How about the probability that the user likes jazz, given that she likes all the movies?
We'll use the HMM from our in-class part-of-speech tagging example, whose states are PropNoun, Noun, Verb, Det. The transition probabilities are the same as in the example shown in class. The observation probabilities are defined as follows:
|State/Observation ||john ||mary ||cat ||saw ||ate ||a ||the |
|PropNoun ||0.40 ||0.40 ||0.10 ||0.01 ||0.05 ||0.03 ||0.01 |
|Noun ||0.25 ||0.05 ||0.30 ||0.25 ||0.05 ||0.05 ||0.05 |
|Verb ||0.04 ||0.05 ||0.04 ||0.45 ||0.40 ||0.01 ||0.01 |
|Det ||0.01 ||0.01 ||0.01 ||0.01 ||0.01 ||0.45 ||0.50 |
- [20 pts] Write code to compute the probability of observing each of the following sentences, using the naive solution. Then pick some of the sentences and discuss what you observe about which of them seem more likely than others, and whether what you observe makes sense. -- Some tips: You can map each word to a number that is its index into our vocabulary (the union of the column headers above, except the first one); then a sentence is just a vector of numbers. It's fine to look for code that computes combinations with replacement, to get your list of possible state sequences.

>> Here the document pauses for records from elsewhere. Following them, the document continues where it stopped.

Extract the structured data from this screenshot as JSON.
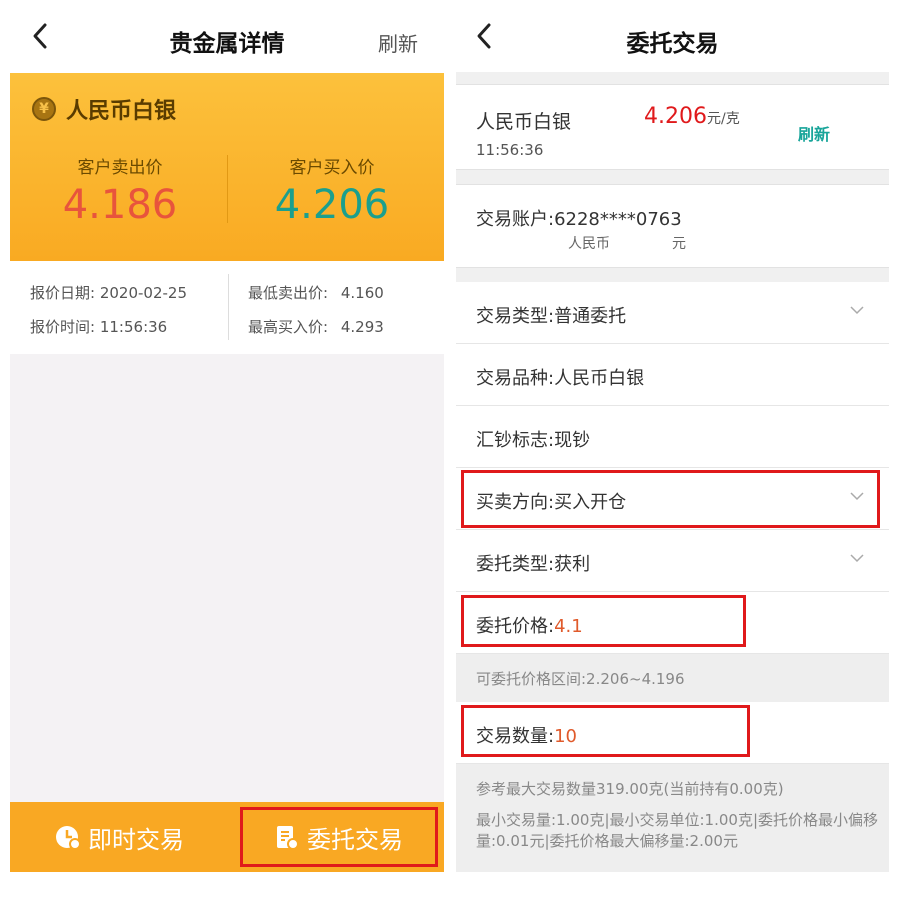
{
  "left": {
    "title": "贵金属详情",
    "refresh": "刷新",
    "metal_name": "人民币白银",
    "sell_label": "客户卖出价",
    "sell_price": "4.186",
    "buy_label": "客户买入价",
    "buy_price": "4.206",
    "quote_date_label": "报价日期:",
    "quote_date": "2020-02-25",
    "quote_time_label": "报价时间:",
    "quote_time": "11:56:36",
    "min_sell_label": "最低卖出价:",
    "min_sell": "4.160",
    "max_buy_label": "最高买入价:",
    "max_buy": "4.293",
    "instant_trade": "即时交易",
    "entrust_trade": "委托交易"
  },
  "right": {
    "title": "委托交易",
    "product": "人民币白银",
    "price": "4.206",
    "price_unit": "元/克",
    "time": "11:56:36",
    "refresh": "刷新",
    "account_label": "交易账户:",
    "account_no": "6228****0763",
    "account_currency": "人民币",
    "account_balance_suffix": "元",
    "rows": [
      {
        "label": "交易类型:",
        "value": "普通委托"
      },
      {
        "label": "交易品种:",
        "value": "人民币白银"
      },
      {
        "label": "汇钞标志:",
        "value": "现钞"
      },
      {
        "label": "买卖方向:",
        "value": "买入开仓"
      },
      {
        "label": "委托类型:",
        "value": "获利"
      },
      {
        "label": "委托价格:",
        "value": "4.1"
      },
      {
        "label": "交易数量:",
        "value": "10"
      }
    ],
    "price_range_hint": "可委托价格区间:2.206~4.196",
    "max_qty_hint": "参考最大交易数量319.00克(当前持有0.00克)",
    "rules_hint": "最小交易量:1.00克|最小交易单位:1.00克|委托价格最小偏移量:0.01元|委托价格最大偏移量:2.00元"
  },
  "colors": {
    "orange": "#f9a823",
    "sell_red": "#e8543c",
    "buy_green": "#1b9f8d",
    "highlight_red": "#e0191b",
    "refresh_teal": "#19a59a"
  }
}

- "john saw the cat." (or using our mapping to numbers, sent = [1 4 7 3];)
- "john ate."
- "john saw mary."
- "mary saw john."
- "cat saw the john."
- "john saw the saw."
- "john ate the cat."
- [20 pts] Now write code to do the same task, but using the efficient solution discussed in class. If you include the probability of transfering to the end state in the naive solution, make sure you also include it in the efficient solution. Make sure your efficient solution and your naive solution produce the same answer.
- [10 pts] Carry out the computations for the efficient solution by hand, just for the sentence "john ate.", and show your work. Then check your answer with the answer you got from your program.